This op-ed was co-authored by Hadley Heath, a junior fellow at the Independent Women's Forum.
August recess allows Members to step back from Washington's political tug-of-war and hear from constituents. Many Members are finding that most Americans are concerned about the prospect of growing government's involvement in health care, and would prefer policymakers re-evaluate their positions and start deliberations anew.
Feminists might also use the opportunity to pause and reconsider their stance on the health care issue. Thus far, the role of the old guard feminist groups has been typical of a liberal advocacy group: They are lobbying for the biggest government option on the table. The National Organization for Women (NOW), for example, recently urged members to support an amendment offered by Rep. Dennis Kucinich that would enable states to create single-payer health plans. NOW explains it’s a second-best option compared to their ultimate goal—a single-payer national program—but it's the best they can hope for at this time.
Is a single-payer system really in the best interest of women? That’s a matter of empirical debate. The vast majority of women who are satisfied with their current health care plan would likely be worse off in a government-run system that provides less choice, discourages new medical innovation, and requires longer wait times for treatments and possibly outright rationing.
Certainly some women may be better off with socialized medicine. Today millions of American women lack health insurance, face high medical costs, and many forgo needed treatment. The current employer-based health insurance system creates particular challenges for women: Women disproportionately work in part-time positions that don't include health benefits, move in and out of the workforce, and receive insurance through their spouse's employment. Facing potential disruptions due to their work and family lives, many women may prefer the stability that would come from a government-run health system, even if that means reduced quality of care.

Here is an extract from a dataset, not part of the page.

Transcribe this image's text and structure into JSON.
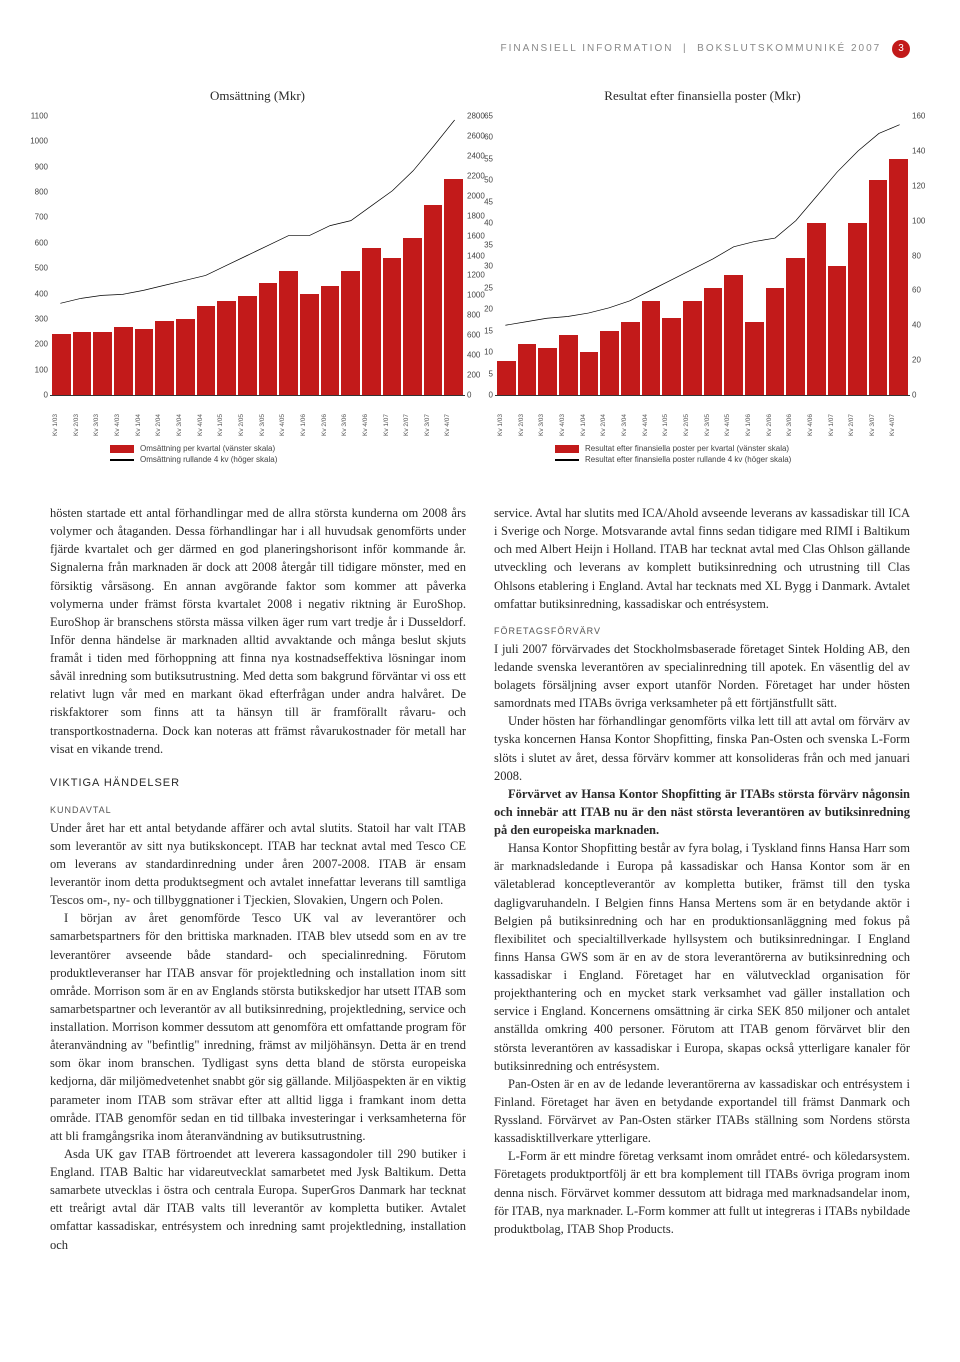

Of course, the current system can be improved to address these problems without a government take-over. Policymakers could change tax laws to make individual health insurance policies more affordable and to help decouple health insurance from employment status. Reducing regulations so that women could buy insurance policies from any state would also drive down prices and make insurance more affordable. Government could even create tax credits to offset the cost of buying health insurance for those who truly can't afford to buy it on their own.
Feminists, however, should take a step back from this empirical policy discussion and consider a larger question: Is the push for bigger government and fully socialized medicine really consistent with women's independence and equality? And isn't that what feminism was supposed to be about in the first place?
Early feminists wrote about the importance of freeing women from dependence on others and the benefits of self-reliance. As feminist founding mother Susan B. Anthony explained in 1869: “There is not the woman born who desires to eat the bread of dependence, no matter whether it be from the hand of father, husband, or brother; for anyone who does so eat her bread places herself in the power of the person from whom she takes it.” In addition to father, husband, and brother, Anthony could have included government on that list, because the principle is the same.
Her feminist predecessor, Mary Wollstonecraft, writing in 1792, linked self-reliance with self-actualization: “How can a rational being be ennobled by anything that is not obtained by its own exertions?” She also wrote, “If women be educated for dependence; that is, to act according to the will of another fallible being, and submit, right or wrong, to power, where are we to stop?” Feminist icon Cady Stanton agreed: “Nothing strengthens the judgment and quickens the conscience like individual responsibility.”
Today's feminists focus on growing government to provide subsidies for women—essentially replacing the role that fathers and husbands once played in women's lives with big government. That's not really independence.
This consideration tends to be lost when debating how to change our already Leviathan government's role in health care. Yet it should be clear that moving toward near total government control of this most personal aspect of life wouldn't be a victory for feminism, but a violation of its fundamental principles.